- Born: Harold James O'Halloran Spooner, Wisconsin, USA
- Occupations: Radio announcer, singer

= Hal O'Halloran =

American singer

Harold James O'Halloran was an American radio announcer and a singer.

==Early years==
O'Halloran was born in Spooner, Wisconsin, and grew up in Fond du Lac, Wisconsin. He began taking vocal lessons in 1924 and in 1926 moved to Chicago with plans to continue his voice studies. However, his relocation to Chicago took him into a career in radio instead.

==Career==
O'Halloran debuted in radio as a singer at WCFL in Chicago and later became an announcer there. In 1930, he moved to WLS, also in Chicago, working a morning shift. By October 1931, he had become WLS's chief announcer. For five years, he was master of ceremonies for the National Barn Dance on WLS, with two of those years also being broadcast on NBC radio.

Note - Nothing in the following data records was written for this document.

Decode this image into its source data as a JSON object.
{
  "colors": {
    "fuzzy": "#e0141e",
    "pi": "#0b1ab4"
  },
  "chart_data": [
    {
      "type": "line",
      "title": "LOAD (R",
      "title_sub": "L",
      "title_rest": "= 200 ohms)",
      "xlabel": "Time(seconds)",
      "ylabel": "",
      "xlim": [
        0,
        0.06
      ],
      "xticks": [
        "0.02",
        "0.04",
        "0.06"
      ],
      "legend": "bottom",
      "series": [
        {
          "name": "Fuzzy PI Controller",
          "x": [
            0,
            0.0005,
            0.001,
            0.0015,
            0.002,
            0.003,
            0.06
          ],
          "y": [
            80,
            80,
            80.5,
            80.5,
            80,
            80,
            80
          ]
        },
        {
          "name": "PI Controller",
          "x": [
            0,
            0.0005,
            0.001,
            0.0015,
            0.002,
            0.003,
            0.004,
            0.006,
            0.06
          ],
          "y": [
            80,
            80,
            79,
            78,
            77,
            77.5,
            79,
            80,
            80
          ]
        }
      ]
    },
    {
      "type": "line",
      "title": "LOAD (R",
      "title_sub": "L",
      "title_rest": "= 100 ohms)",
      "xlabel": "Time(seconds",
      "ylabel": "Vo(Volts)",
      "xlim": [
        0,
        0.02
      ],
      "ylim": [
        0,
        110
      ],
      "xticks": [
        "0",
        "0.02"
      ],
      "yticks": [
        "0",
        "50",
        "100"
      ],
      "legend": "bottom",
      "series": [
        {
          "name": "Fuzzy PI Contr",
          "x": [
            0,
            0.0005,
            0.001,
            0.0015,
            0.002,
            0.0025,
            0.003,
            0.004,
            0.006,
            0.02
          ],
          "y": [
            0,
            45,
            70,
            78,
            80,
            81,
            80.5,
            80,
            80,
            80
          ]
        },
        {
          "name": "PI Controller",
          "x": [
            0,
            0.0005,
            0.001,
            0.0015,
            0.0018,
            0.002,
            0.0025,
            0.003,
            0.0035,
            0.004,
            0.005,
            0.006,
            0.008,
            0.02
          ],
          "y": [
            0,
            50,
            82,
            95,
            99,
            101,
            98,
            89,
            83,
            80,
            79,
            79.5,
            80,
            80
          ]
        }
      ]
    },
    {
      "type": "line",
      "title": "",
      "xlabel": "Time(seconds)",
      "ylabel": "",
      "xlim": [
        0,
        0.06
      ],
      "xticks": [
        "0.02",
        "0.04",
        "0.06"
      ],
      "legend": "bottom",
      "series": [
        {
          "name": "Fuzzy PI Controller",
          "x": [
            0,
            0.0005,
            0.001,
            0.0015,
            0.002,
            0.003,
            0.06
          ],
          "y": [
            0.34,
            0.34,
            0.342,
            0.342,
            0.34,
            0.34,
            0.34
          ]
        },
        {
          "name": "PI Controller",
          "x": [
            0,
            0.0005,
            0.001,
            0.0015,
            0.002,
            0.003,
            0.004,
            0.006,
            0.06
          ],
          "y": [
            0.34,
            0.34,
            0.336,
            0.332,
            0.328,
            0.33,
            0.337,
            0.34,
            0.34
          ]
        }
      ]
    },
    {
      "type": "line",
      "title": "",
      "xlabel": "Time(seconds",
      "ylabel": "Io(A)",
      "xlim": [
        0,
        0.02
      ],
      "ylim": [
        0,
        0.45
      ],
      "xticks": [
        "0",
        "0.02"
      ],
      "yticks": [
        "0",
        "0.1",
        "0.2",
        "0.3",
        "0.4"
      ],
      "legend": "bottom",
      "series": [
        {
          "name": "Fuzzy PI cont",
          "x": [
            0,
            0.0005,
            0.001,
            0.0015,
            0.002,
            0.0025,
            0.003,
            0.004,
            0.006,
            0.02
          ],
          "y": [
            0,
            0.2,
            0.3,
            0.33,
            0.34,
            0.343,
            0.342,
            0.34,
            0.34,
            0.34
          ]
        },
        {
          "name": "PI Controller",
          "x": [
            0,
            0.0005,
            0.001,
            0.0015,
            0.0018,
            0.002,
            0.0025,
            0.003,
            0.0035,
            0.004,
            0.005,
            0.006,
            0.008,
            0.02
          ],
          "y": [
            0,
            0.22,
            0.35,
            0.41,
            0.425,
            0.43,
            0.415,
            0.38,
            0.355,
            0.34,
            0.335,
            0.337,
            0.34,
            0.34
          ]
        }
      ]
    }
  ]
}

In 1934, O'Halloran left WLS to work as an announcer at WOR radio in New York City. He returned to WLS in 1936 and became the announcer for the Chuck Wagon program. Later in the 1930s, he worked at CKLW in Windsor, Ontario. On February 15, 1939, he began working at WLW in Cincinnati, Ohio. He had a morning show there and was co-host of the Boone County Jamboree, a Friday evening stage show that was broadcast on WLW. In January 1946, O'Halloran became the master of ceremonies on Wake Up and Smile, a Saturday morning program on the ABC radio network.

In 1932, O'Halloran won a national contest for announcers. In 1933 he received the Chicago Daily Times Most Popular Announcer in Chicago award.

One of O'Halloran's specialties was children's programs. While he worked at WCFL, he was one of two speakers on Biographies in Bronze, an educational series about people from history, especially those who explored and settled North America. At WLS, he became Steamboat Bill, and more than 100,000 children enrolled in a club that the station created for his character. At CKLW, his Junior Federation Club had over 200,000 members. At WLW, he was host of a weekday morning program that included children's songs and riddles and "tidy-up time", during which he encouraged young listeners to pick up their clothes and toys.

Besides his work on radio, O'Halloran toured the Eastern United States with a barn dance production After he went to Cincinnati, he made personal appearances with the Boone County Jamboree. in 1949, he was a master of ceremonies on the ABC Barn Dance, a segment of the National Barn Dance that was broadcast on ABC-TV.

O'Halloran led a musical group, Hal O'Halloran's Hooligans, whose instruments included bass, clarinet, fiddle, guitar, harmonica, jug, kazoo, and washboard. The group recorded at least six songs in 1936.

== Personal life ==
O'Halloran was married in 1917. He and his wife had a son and a daughter.